Proposals to penalise street works operators that continue to inconvenience pedestrians and traffic, even when works are not under way, are to be put to government officials this week as a possible alternative to lane rental.
Officers at Westminster who have developed the idea of an ‘idle working charge’ see it as a more focused refinement of lane rental and one which stands a better chance of winning support from both sides of the street works divide.
Support, in principle, has come not only from other London boroughs and London First, but also from the National Joint Utilities Group and utilities such as BT, Thames Water and National Grid.
Utilities have complained from the outset that lane rental, based on occupation alone, would be a huge extra cost they would have to pass on to customers.
Westminster transportation director, ~Martin Low~ said there was a strong public argument for the charge, since it would be levied only when the highway was being used inappropriately.
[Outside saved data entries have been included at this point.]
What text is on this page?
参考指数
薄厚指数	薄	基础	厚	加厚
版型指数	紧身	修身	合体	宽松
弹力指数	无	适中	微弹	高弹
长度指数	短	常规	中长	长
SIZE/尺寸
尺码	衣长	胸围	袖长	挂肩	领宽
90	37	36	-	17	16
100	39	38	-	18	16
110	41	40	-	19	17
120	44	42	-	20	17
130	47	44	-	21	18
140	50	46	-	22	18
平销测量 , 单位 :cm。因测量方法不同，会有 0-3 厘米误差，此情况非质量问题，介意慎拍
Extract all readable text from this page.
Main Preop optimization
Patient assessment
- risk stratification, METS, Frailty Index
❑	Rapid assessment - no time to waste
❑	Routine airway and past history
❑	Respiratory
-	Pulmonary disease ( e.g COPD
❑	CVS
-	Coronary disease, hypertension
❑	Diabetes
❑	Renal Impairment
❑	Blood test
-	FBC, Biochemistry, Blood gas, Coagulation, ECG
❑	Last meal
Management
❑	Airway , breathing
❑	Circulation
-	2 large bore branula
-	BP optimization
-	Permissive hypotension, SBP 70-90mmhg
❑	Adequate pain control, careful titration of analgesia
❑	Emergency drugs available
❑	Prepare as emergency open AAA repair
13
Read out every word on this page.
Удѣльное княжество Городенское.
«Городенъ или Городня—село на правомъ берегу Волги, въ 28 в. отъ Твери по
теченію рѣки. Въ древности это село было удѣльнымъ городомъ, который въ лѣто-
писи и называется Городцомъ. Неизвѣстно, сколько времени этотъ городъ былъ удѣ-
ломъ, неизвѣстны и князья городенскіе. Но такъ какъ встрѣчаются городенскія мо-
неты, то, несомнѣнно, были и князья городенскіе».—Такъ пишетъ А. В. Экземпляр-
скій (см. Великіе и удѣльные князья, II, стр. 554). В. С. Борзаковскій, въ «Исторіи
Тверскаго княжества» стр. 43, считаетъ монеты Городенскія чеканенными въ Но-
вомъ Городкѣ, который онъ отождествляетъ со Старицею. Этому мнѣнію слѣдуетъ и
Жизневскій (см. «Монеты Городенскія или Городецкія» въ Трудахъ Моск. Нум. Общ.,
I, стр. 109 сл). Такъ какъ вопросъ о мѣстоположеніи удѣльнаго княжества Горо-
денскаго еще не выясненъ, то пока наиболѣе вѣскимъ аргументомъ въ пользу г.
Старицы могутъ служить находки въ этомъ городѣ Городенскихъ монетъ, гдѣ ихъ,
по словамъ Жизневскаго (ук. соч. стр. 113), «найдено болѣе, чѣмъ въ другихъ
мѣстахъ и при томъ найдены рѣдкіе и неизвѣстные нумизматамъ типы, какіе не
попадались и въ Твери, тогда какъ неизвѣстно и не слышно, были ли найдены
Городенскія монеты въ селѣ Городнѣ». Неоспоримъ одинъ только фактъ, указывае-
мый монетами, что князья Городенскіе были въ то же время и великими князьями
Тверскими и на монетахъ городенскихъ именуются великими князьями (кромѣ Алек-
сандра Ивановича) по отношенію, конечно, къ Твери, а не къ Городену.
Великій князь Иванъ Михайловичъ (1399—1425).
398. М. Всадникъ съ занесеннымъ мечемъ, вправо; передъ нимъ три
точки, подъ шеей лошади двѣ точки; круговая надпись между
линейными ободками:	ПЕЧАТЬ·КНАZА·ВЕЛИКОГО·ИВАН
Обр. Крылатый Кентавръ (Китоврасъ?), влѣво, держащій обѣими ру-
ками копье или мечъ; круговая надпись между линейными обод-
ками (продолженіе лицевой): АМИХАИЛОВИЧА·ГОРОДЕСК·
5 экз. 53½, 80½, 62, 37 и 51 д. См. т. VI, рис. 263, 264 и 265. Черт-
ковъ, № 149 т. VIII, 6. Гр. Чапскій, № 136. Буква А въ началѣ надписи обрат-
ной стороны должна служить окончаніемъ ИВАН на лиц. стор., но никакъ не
‘What the public doesn’t like is works taking an unnecessarily-long time, and where the utility is just coning them off and leaving them for weeks on end,’ he added. ‘The idle working charge is trying to tackle that sort of inactivity.’
The charge, which would apply equally to utility and highway authority works, and across the whole network, could be used alongside existing section 74 charges for late-running works and the Department for Transport’s mooted permit scheme. According to Low, it would give operators a greater incentive to sharpen up their act and make use of plating or Bailey bridges, where necessary, to speedily reopen footways and carriageways.
The daily charge, paid to the street works authority, would be used to improve co-ordination and management of the network under its network management duty. As an added inducement to good behaviour, there could be a system of credits and debits in which a one-off slip might be offset against good practice elsewhere, suggested Low.
The proposal comes amid confusion as to the best way forward on street works management. After promising a scheme by July 2005, the DfT has put lane rental on hold, and regulations for a permit scheme, now being discussed by the department, are unlikely to emerge until 2007.